Ücretler, verimlilik ve yatırımlar: Sürdürülebilir döngünün anahtarları

Japonya’nın reflasyonist döngüsünün devamı, şirketlerin ücret artışlarını verimlilik artırıcı yatırımlarla desteklemesine bağlı. On yıllardır nakit biriktiren ve yatırım yapmaktan kaçınan Japon şirketleri, 2022’den1 bu yana sermaye harcamalarını ciddi şekilde artırmaya başladı. 2021-2024 döneminde yıllık ortalama yatırım artışı %9,1’e ulaştı; mevcut mali yıl için de %6,7’lik ek bir artış öngörülüyor.

Yatırımlar özellikle otomasyon ve işgücü tasarrufu sağlayan teknolojilere yönelmiş durumda. Bu, Japonya’nın kronik işgücü açığını hafifletmeyi amaçlıyor. Aynı zamanda, çip üretimi ve yeşil enerji gibi hızla büyüyen alanlarda Ar-Ge harcamaları artıyor. Bu eğilim, hükümet teşvikleri ve Tokyo Borsası’nın kurumsal yönetim reformlarıyla destekleniyor.

Ancak bu yatırımların gerçek verimlilik kazançlarına dönüşüp dönüşmeyeceği belirsizliğini koruyor. Aksi takdirde, işgücü kıtlığı şirket gelir artışını kısıtlamaya devam edecek, bu da ücret artışlarını baskılayarak reflasyonist döngüyü tehlikeye sokacak.

Yeni ekonomik dengede kazananlar ve kaybedenler

Reflasyonist ortam, Japonya’nın kurumsal yapısını şimdiden yeniden şekillendirdi. Büyük ihracatçılar, özellikle otomotiv ve elektrikli makine üreticileri, zayıf yen sayesinde yurt dışı kazançlarını artırdı. Bu sektörlerde kârlar, COVID öncesine göre iki katına çıktı. Ancak ABD’de artan gümrük vergileri ve yen’in güçlenmesi, bu ivmeyi sınırlandırabilir.

Catering ve ulaşım gibi iç pazara yönelik sektörler de yükselişte. Artan iç tüketim ve turizmdeki patlama, bu sektörlerde kârları destekledi. Birçok hizmet sağlayıcısı için ücret-fiyat döngüsü olumlu işliyor: Talep kaybı olmadan fiyat artışları yapılabiliyor ve bu da artan işgücü maliyetlerini telafi ediyor.

Buna karşılık, Japonya iş gücünün yaklaşık %70’ini istihdam eden küçük ve orta ölçekli işletmeler (KOBİ’ler) giderek daha zorlanıyor.

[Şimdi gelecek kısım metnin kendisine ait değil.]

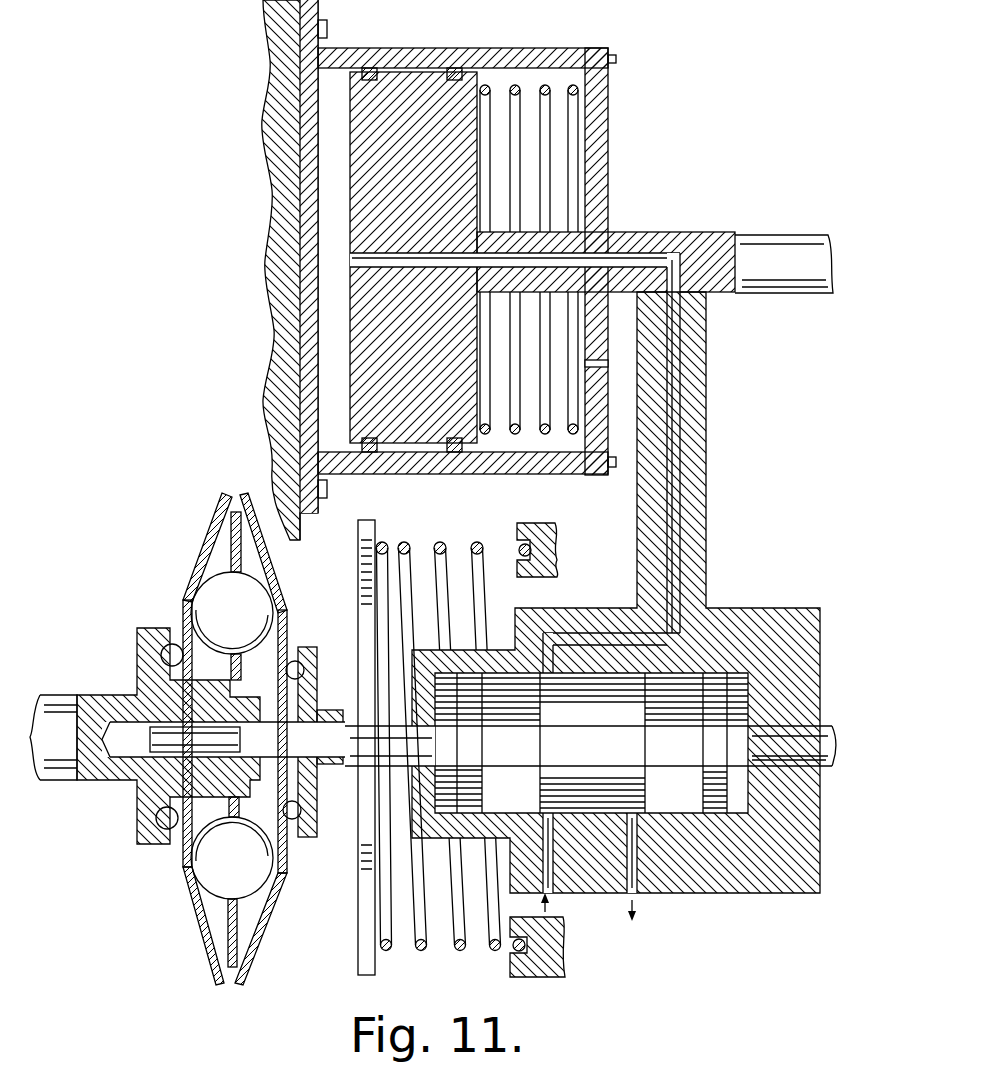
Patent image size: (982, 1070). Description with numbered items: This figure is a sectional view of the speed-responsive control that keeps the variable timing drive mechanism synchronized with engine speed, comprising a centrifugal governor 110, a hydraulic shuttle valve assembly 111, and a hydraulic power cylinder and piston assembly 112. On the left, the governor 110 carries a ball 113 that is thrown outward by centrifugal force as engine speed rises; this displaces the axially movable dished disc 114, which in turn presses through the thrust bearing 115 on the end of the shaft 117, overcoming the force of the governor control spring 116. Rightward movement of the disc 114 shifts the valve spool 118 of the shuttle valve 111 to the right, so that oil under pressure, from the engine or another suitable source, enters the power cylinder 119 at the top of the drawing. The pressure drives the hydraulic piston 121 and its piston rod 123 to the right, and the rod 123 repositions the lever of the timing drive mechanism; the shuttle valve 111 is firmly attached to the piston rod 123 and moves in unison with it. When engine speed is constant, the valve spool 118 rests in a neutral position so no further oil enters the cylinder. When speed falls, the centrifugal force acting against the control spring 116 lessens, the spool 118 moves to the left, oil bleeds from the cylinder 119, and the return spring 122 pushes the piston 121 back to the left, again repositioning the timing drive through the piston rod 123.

The centrifugal governor 110 is at (229, 1004).
The hydraulic shuttle valve assembly 111 is at (722, 905).
The hydraulic power cylinder and piston assembly 112 is at (652, 94).
The ball 113 is at (207, 870).
The dished disc 114 is at (247, 953).
The thrust bearing 115 is at (322, 648).
The governor control spring 116 is at (443, 545).
The shaft 117 is at (828, 722).
The valve spool 118 is at (598, 795).
The power cylinder 119 is at (358, 45).
The hydraulic piston 121 is at (418, 83).
The return spring 122 is at (543, 80).
The piston rod 123 is at (713, 232).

Sınırlı fiyatlama gücü ve daralan marjlar, artan işçilik maliyetlerini karşılamalarını zorlaştırıyor. Bu nedenle, 2022’nin ikinci yarısından itibaren KOBİ iflaslarında artış gözleniyor. Ancak bu oran, Asya Krizi ve Küresel Finansal Kriz dönemlerinde görülen zirvelerin hâlâ oldukça altında.

Orta vadede ise bu “ayıklama süreci”, kaynakların daha verimli şirketlere aktarılması yoluyla Japonya’nın kurumsal ekosistemini güçlendirebilir.